A smoking cessation and pain management program for cancer survivors
Many cancer survivors continue to smoke. Further, most survivors also report high levels of persistent pain and smoke in response to pain. The investigators tested the feasibility, acceptability, and preliminary efficacy of a smoking cessation program paired with a pain management program for cancer survivors.
The investigators conducted a two-arm, wait-list randomized controlled pilot study in which they delivered a combined smoking cessation and pain management intervention.
The investigators randomized 30 survivors (14 intervention and 16 wait-list control). Seventy-one percent of the survivors who received the intervention rated it as extremely useful (5 out of 5) in helping them quit smoking. Further, 86% would recommend the program to other survivors. Although we could not conduct inferential statistics, 14% of those in the intervention arm, compared to 6% in the control condition had biochemically validated cessation at 2-months post-randomization. Survivors in the intervention also reported less pain, had improvements in depressive symptoms, and better physical function than those in the control arm.
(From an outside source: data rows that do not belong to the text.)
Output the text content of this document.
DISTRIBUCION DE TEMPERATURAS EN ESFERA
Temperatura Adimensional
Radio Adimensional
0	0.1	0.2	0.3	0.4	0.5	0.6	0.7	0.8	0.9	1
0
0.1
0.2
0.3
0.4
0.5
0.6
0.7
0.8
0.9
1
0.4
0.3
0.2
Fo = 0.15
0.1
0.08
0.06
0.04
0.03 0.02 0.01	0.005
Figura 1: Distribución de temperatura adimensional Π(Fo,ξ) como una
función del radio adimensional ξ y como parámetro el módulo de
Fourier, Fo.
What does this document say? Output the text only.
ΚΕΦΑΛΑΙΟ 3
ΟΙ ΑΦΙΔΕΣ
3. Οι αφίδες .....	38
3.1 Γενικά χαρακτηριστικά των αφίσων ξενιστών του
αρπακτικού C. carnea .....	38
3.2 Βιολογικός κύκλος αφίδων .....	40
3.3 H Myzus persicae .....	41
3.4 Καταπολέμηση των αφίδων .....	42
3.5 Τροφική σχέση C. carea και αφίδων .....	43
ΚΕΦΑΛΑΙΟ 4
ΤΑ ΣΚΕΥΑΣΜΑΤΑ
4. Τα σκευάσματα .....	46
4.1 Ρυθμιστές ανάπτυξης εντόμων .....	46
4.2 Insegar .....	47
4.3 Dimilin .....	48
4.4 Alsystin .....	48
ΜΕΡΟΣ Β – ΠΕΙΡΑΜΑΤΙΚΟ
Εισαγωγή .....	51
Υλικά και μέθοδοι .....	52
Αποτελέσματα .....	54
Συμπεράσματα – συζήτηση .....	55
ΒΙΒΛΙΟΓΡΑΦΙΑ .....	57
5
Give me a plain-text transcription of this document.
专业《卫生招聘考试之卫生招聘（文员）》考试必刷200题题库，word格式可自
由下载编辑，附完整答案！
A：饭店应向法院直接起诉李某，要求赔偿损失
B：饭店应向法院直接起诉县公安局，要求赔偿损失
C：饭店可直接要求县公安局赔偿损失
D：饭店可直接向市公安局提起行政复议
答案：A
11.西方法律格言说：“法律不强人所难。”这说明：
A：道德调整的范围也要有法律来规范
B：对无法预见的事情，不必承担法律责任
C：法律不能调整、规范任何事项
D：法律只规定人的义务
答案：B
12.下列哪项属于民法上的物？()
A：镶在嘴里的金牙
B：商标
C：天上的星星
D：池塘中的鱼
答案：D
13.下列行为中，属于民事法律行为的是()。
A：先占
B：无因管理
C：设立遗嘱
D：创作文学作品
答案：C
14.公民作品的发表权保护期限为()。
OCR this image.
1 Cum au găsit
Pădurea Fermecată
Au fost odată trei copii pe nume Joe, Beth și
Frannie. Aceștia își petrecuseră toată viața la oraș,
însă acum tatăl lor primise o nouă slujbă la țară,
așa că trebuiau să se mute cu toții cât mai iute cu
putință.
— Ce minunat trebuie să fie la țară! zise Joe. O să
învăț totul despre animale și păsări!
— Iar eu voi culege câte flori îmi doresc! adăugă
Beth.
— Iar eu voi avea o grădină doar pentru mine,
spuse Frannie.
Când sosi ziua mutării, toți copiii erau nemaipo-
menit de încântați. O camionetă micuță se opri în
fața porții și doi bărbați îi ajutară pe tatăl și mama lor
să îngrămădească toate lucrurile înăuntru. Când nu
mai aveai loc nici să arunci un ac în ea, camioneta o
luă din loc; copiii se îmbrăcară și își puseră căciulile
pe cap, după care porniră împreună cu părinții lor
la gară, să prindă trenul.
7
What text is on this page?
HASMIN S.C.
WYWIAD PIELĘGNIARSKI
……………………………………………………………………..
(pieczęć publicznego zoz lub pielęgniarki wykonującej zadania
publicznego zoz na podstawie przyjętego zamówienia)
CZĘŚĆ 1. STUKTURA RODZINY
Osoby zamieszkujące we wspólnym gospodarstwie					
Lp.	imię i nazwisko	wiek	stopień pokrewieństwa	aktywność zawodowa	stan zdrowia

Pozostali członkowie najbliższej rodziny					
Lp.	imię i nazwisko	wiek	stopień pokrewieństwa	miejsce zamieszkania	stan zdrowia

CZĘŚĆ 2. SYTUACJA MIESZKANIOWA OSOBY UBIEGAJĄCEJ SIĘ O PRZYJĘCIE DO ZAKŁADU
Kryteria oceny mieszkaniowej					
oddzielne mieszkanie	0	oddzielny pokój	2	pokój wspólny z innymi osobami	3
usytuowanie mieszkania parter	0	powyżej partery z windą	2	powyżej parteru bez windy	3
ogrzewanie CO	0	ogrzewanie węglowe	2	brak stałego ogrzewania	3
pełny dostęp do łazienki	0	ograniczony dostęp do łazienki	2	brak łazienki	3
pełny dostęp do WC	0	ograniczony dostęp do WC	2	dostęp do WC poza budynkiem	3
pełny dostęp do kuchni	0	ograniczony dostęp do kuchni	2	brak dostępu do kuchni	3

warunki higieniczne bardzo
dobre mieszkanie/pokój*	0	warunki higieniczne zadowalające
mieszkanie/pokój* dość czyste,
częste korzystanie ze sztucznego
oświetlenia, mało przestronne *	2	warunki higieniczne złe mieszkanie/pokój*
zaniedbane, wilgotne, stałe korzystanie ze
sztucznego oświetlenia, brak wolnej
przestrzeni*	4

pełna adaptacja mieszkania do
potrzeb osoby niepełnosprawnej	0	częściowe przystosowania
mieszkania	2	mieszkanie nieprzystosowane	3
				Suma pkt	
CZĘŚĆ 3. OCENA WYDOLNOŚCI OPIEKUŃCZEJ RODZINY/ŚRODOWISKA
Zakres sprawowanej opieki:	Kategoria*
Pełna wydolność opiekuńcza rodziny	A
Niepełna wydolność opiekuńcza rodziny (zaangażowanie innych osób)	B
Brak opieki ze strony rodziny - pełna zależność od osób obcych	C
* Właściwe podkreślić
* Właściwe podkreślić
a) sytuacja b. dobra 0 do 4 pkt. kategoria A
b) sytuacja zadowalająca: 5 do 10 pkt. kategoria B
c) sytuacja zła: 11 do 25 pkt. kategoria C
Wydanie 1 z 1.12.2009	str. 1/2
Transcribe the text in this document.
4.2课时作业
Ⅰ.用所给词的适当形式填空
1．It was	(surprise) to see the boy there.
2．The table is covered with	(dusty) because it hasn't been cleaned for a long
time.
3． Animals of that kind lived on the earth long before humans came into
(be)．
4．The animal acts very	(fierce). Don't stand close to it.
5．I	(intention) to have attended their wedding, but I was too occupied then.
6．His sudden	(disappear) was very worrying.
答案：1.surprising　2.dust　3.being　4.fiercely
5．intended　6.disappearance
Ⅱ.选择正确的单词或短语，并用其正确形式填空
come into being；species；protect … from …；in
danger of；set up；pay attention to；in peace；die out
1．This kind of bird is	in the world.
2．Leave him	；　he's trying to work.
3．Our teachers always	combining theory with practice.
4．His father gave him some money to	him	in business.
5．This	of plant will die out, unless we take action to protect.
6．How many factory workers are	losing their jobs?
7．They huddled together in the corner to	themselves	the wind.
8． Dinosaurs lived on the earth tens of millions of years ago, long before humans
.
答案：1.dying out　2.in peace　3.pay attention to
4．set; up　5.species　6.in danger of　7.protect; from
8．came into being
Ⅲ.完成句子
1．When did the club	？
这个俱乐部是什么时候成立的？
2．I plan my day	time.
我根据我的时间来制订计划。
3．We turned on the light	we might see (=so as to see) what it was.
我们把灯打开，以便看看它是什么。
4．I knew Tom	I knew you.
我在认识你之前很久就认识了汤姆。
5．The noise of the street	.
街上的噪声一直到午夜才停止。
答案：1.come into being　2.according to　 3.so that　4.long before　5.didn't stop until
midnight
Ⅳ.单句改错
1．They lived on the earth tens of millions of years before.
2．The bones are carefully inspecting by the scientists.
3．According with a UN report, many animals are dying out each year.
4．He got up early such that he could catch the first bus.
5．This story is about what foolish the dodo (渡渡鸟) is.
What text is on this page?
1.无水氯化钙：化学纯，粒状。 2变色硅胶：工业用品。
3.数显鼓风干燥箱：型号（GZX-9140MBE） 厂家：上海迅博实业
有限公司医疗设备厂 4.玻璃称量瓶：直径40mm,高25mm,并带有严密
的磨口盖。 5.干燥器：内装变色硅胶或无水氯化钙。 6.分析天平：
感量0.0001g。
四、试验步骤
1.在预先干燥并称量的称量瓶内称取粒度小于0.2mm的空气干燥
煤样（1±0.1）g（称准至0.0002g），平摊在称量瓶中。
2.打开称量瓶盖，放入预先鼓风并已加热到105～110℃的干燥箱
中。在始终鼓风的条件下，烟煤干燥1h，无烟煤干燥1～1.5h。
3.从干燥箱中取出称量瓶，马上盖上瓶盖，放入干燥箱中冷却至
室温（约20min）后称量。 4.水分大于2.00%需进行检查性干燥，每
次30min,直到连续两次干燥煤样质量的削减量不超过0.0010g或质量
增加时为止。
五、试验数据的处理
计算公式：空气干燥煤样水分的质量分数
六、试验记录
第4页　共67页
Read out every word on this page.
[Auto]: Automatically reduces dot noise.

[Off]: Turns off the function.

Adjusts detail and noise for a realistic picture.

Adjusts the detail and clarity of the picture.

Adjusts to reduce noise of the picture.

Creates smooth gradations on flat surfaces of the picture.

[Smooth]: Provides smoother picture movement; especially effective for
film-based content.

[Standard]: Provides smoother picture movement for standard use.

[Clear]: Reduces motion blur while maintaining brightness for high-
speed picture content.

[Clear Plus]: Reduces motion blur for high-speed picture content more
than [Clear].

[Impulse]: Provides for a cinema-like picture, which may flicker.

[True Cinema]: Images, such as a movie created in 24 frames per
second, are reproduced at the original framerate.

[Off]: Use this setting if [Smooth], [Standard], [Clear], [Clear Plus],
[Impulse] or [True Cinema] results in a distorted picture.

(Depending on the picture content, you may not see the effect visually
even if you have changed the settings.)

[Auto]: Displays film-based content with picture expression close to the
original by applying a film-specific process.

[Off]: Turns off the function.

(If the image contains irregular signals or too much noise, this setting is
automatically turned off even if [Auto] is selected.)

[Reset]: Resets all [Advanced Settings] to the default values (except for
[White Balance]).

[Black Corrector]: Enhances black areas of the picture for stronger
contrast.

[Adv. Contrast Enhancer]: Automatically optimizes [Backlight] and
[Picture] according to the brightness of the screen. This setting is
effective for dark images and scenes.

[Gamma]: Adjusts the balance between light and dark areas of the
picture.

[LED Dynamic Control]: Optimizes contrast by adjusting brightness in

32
Our pilot data suggest the feasibility, acceptability, and preliminary efficacy of this approach. The next step is to conduct a large randomized controlled trial to fully test the efficacy of the intervention.
Implications for Cancer Survivors
A combined smoking cessation and pain program might help improve both issues simultaneously.
KeywordsCancer Oncology Pain Smoking cessation Survivors
This study was funded by Duke Cancer Institute.
Compliance with ethical standards
Conflict of interest
The authors declare that they have no competing interests.
This study was approved by the IRB at Duke University School of Medicine. Approval no. Pro00060925.